Informations générales
Date 22 juin 217 av. J.-C.
Lieu Rafah, près de Gaza
Issue Victoire de Ptolémée IV
Belligérants
Lagides Séleucides
Commandants
Ptolémée IV Antiochos III
Forces en présence
25 000 phalangites
8 000 hoplites grecs
6 000 fantassins galates et thraces
3 000 fantassins de la garde royale
3 000 fantassins libyens
3 000 archers crétois
2 000 peltastes
700 cavaliers de la garde
2 000 cavaliers grecs
2 300 cavaliers libyens

70 000 fantassins, 5 000 cavaliers et 73 éléphants de guerre africains
20 000 phalangites
10 000 argyraspides
10 000 fantassins arabes
11 500 fantassins légers de multiples origines[1]
5 000 hoplites ou thuréophores grecs
3 000 archers perses et javeliniers agrianes
2 500 archers crétois
2 000 cavaliers de la garde
4 000 autres cavaliers


62 000 fantassins, 6 000 cavaliers et 102 éléphants de guerre indiens
Pertes
1 500 fantassins
700 cavaliers
16 éléphants
10 000 fantassins
300 cavaliers
5 éléphants

Quatrième Guerre de Syrie

Coordonnées 31° 17′ 19″ nord, 34° 15′ 07″ est
Géolocalisation sur la carte : Moyen-Orient
(Voir situation sur carte : Moyen-Orient)
Bataille de Raphia
Géolocalisation sur la carte : Palestine
(Voir situation sur carte : Palestine)
Bataille de Raphia

La bataille de Raphia oppose le 22 juin 217 av. J.-C., près de Gaza, Antiochos III, roi séleucide, à Ptolémée IV, roi de l'Égypte lagide, pour la domination de la Cœlé-Syrie. Les deux jeunes rois exercent en personne le commandement de leur armée respective. La victoire de Ptolémée lui permet de reprendre le contrôle de ses possessions au Proche-Orient. Elle est considérée avec la bataille d'Ipsos (301 av. J.-C.) comme l'une des plus grandes batailles de l'époque hellénistique.

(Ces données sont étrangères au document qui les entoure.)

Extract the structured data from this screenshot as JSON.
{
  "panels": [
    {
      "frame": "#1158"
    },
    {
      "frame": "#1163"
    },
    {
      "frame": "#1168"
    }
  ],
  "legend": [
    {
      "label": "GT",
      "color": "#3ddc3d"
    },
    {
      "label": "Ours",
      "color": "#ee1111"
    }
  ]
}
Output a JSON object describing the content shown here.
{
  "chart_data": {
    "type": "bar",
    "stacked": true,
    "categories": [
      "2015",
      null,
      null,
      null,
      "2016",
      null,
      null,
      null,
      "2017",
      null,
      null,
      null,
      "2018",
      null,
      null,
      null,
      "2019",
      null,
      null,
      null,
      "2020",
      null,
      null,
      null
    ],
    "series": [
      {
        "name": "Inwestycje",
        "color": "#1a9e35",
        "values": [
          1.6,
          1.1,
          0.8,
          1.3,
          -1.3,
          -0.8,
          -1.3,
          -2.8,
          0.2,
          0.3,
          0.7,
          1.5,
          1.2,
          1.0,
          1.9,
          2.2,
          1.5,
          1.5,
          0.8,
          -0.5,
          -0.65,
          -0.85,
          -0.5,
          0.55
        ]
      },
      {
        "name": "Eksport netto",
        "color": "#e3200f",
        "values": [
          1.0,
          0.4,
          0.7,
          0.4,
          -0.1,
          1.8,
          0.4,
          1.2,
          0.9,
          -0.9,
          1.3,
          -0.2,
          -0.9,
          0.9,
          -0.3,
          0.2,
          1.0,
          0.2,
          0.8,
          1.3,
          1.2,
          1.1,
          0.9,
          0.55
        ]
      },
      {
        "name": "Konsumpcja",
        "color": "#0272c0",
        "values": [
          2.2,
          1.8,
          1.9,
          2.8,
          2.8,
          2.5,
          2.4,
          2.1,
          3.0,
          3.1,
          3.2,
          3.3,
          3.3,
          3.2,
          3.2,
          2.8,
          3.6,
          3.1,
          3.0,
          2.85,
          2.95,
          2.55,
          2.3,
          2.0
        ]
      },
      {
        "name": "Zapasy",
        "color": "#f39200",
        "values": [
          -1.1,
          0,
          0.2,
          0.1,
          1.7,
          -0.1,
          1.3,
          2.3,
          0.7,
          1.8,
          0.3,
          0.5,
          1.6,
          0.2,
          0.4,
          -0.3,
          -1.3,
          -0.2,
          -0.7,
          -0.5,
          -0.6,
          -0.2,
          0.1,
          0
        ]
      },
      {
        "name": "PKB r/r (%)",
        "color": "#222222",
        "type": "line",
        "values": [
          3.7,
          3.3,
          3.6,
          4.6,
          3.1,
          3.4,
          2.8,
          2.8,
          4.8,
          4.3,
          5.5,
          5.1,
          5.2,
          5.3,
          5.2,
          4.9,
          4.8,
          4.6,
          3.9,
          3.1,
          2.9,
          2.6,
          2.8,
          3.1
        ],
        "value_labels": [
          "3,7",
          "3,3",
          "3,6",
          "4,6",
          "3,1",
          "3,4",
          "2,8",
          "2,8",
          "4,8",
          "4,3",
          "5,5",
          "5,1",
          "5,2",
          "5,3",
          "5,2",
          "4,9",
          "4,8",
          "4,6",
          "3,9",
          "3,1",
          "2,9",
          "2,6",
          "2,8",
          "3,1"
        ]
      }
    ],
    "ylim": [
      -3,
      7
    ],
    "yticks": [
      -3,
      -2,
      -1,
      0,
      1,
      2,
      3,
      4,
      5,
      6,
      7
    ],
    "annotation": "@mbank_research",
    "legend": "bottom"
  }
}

Rivalités entre Lagides et Séleucides

La bataille se déroule dans le contexte de la quatrième guerre de Syrie (219 à 217 av. J.-C.) qui oppose Antiochos III, dit le Grand, et Ptolémée IV Philopator pour la domination de la Cœlé-Syrie[2], porte d'entrée vers l'Égypte. En effet en 218, Antiochos envahit cette région limitrophe entre les deux royaumes, tandis que les Lagides conservent la maîtrise des mers. Lors de son périple le long de la côte, Antiochos enrôle de nombreux mercenaires, dont des Arabes qui lui fournissent un important contingent d'infanterie légère.

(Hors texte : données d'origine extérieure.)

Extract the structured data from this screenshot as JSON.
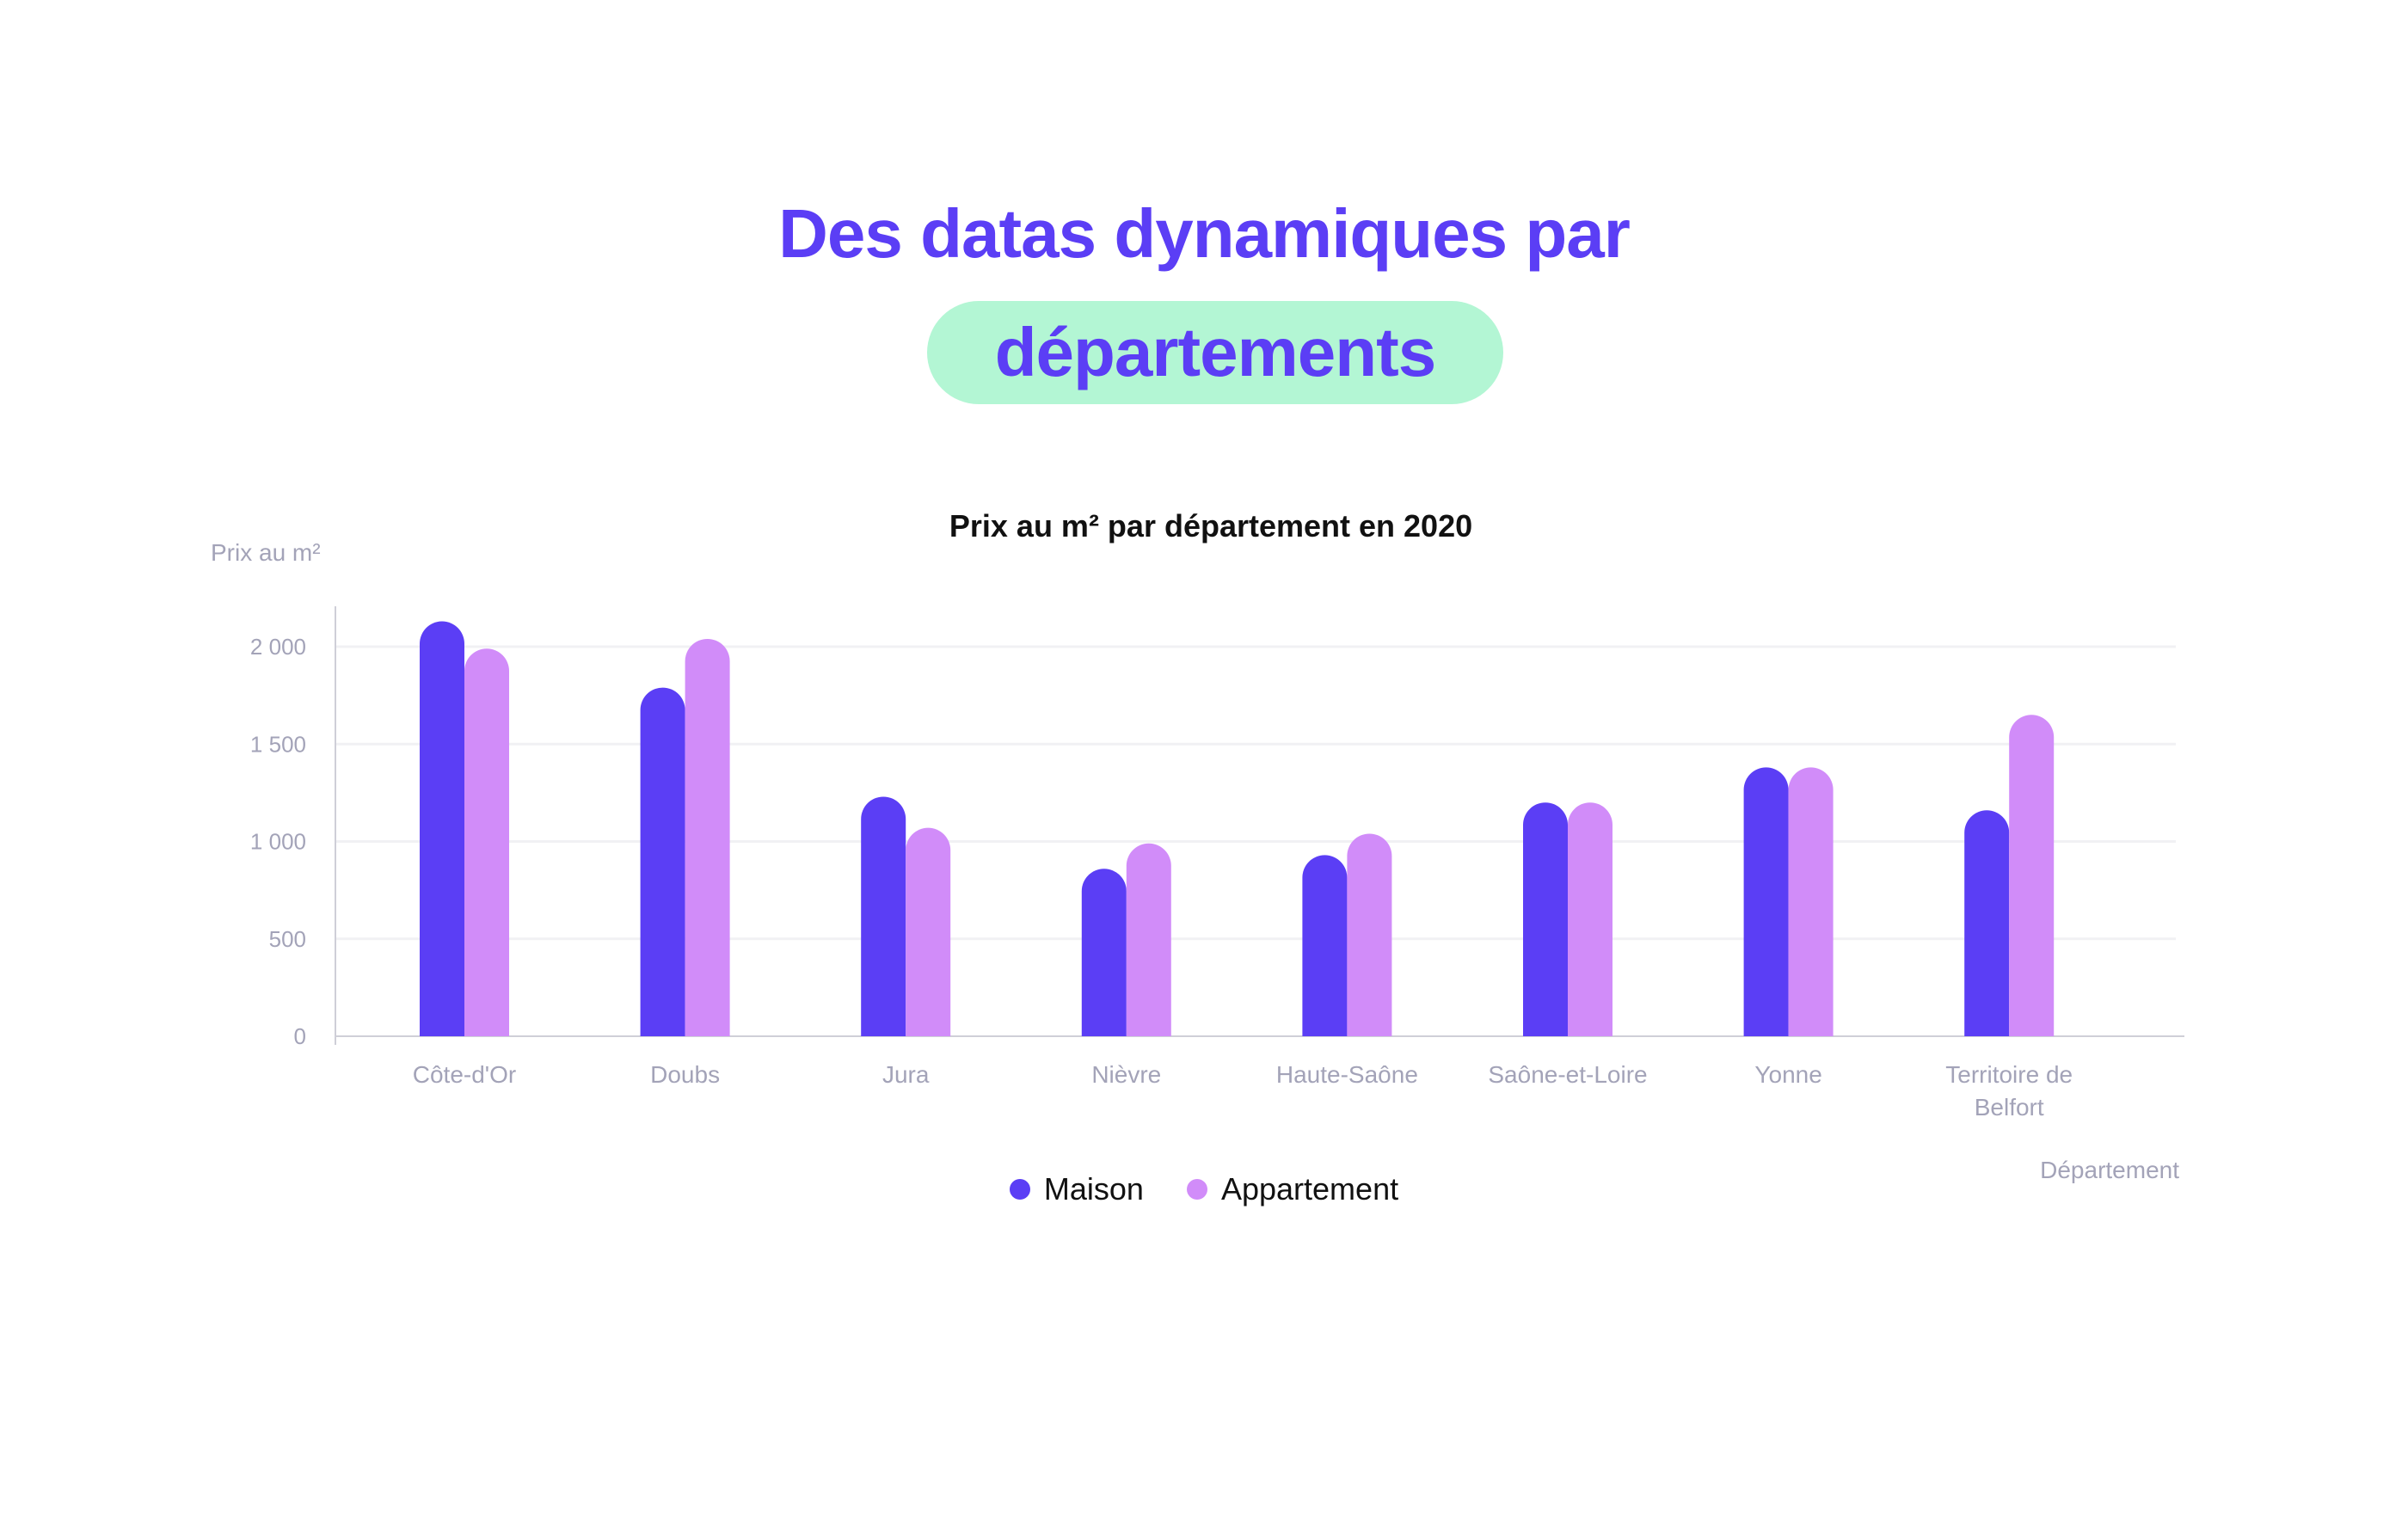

Les négociations entamées astucieusement par les ministres lagides, laissent le temps à Ptolémée de préparer une armée considérable et d'entraîner des Égyptiens à se battre dans des phalanges de type macédonienne[3]. Ptolémée profite de la marche d'Antiochos vers Gaza pour gagner la côte à marche forcée. Au sud de la ville de Raphia, il déploie son armée sur un large terrain plat mais bordé de dunes et d'escarpements de sable afin d'éviter un encerclement par la cavalerie séleucide.

Déploiement des armées

Antiochos III localise Ptolémée IV et pendant une semaine les deux belligérants tentent de contrer le déploiement de l'adversaire. Du côté de l'armée séleucide, le problème est que l'infanterie, certes supérieure en nombre, est équipée plus légèrement que celle du côté lagide, surtout sur l'aile gauche, sachant que Ptolémée dispose de 8 000 hoplites grecs en plus de ses phalangites égyptiens. Polybe écrit d'ailleurs que Ptolémée aurait disposé son infanterie lourde dans une formation de double profondeur mais cette hypothèse parait peu probable puisqu'elle aurait empêché Ptolémée de déployer son armée sur un large front la rendant vulnérable face aux assauts de la cavalerie adverse, plus nombreuse.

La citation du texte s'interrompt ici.